Description

Meatballs
Lion's head - so called because a huge dish of meat balls symbolize the head, and the cabbage round them-the mane of a lion. Many Chinese dishes symbolize prosperity, wealth, success. This dish symbolizes power and strength. Say these meatballs were fed to the Emperor himself, and now mothers feed their children this dish, saying "Be strong as a lion." or the second version of the name according to legend, he first made a woman from Yangzhou, specially for your father-in-law who lost all her teeth and could eat only soft food. In General, choose what You like.

Ingredients

  • Pork

    300 g

  • Shrimp

    100 g

  • Ginger

    2 Tbsp

  • Chicken egg

    1 piece

  • Wine rice

    1 Tbsp

  • Soy sauce

    1 Tbsp

  • Oyster sauce

    1 Tbsp

  • Sesame oil

    1 Tbsp

  • Corn starch

    2 Tbsp

  • Garlic

    3 tooth

  • Vegetable oil

  • Salt

  • Black pepper

  • Mushrooms

    3 piece

  • Cabbage

    1 piece

  • Wine rice

    1 Tbsp

  • Soy sauce

    1 Tbsp

  • Oyster sauce

    1 Tbsp

  • Ginger

    1 piece

  • Corn starch

    3 Tbsp

  • Green onions

    1 coup

  • Seasoning

    1 tsp

  • Salt

  • Pepper white

Cooking

step-0
Dry shitake mushrooms, soak in hot water for half an hour, squeeze, remove legs and cut into large slices. I don't like the smell of shiitake, so I got your dry mushrooms. Cut pork in small cubes, mince the Shrimp clear from the shell, remove the esophagus, and finely chop. To the mince add the shrimp, grated garlic and ginger, sesame oil, soy and oyster sauces, rice wine, corn starch, egg.
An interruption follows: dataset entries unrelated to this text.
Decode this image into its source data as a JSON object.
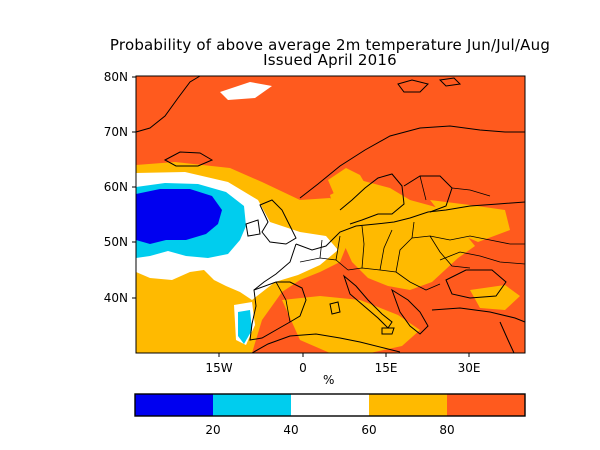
{
  "title": {
    "line1": "Probability of above average 2m temperature Jun/Jul/Aug",
    "line2": "Issued April 2016"
  },
  "map": {
    "lat_labels": [
      "80N",
      "70N",
      "60N",
      "50N",
      "40N"
    ],
    "lon_labels": [
      "15W",
      "0",
      "15E",
      "30E"
    ],
    "unit": "%"
  },
  "colorbar": {
    "bins": [
      {
        "range": [
          0,
          20
        ],
        "color": "#0000f0"
      },
      {
        "range": [
          20,
          40
        ],
        "color": "#00cdee"
      },
      {
        "range": [
          40,
          60
        ],
        "color": "#ffffff"
      },
      {
        "range": [
          60,
          80
        ],
        "color": "#ffba00"
      },
      {
        "range": [
          80,
          100
        ],
        "color": "#ff5a1e"
      }
    ],
    "tick_labels": [
      "20",
      "40",
      "60",
      "80"
    ]
  },
  "colors": {
    "very_high": "#ff5a1e",
    "high": "#ffba00",
    "neutral": "#ffffff",
    "low": "#00cdee",
    "very_low": "#0000f0"
  }
}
Add salt carefully, you've already added soy sauce. Mix well, the stuffing is sure to knock and let stand.
step-1
Form of minced meat balls, about 8 inches in diameter
step-2
Fry them in a preheated 190 From the oven until browned. Spread on paper towel and drain off excess oil.
step-3
Sauce: Green onion (white part) slice lengthwise, ginger thin strips, then cover with cold water and leave for at least 20 minutes. To drain the water.
step-4
Cabbage to separate the leaves and each leaf cut across into two parts. The top green part of the leaves left as it is, and the lower, coarser, cut into strips with a width of approximately three centimeters.
step-5
In a saucepan heat the oil, fry the mushrooms, add the bottom part of Chinese cabbage, white part of onion with ginger and a little fried. Then add soy and oyster sauces, rice wine, 5специй. Salt
step-6
Put in a casserole meat balls, shifting them green pieces of Chinese cabbage. The starch to dissolve with the broth and pour the meatballs, so that they were covered half, cover with a lid and bring to a boil and reduce heat to low. Simmer for 20 minutes. Add green part of onion literally 3 minutes until tender. Serve with rice, obvernuv each ball cabbage ( don't forget the mane).
step-7
After seeing this recipe, of course I decided to try, and here I began to rush between the two expressions of this recipe, but the chef Lychee was given a prescription, have Beloniki a little different. Took a little from both recipes. Though not quite turned out the manes of lions, but overall the recipe was like. The meat is juicy, interesting taste. That's how it is.
step-8
Here is a lion head I did it, now I think, whether I have everything at home as strong as lions, or it's time to see a doctor. I like the first option, don't YOU?
Comments and reviews

Leave a comment or a recipe review

Leave comments can only registered users.

Register, or Login if you are already registered.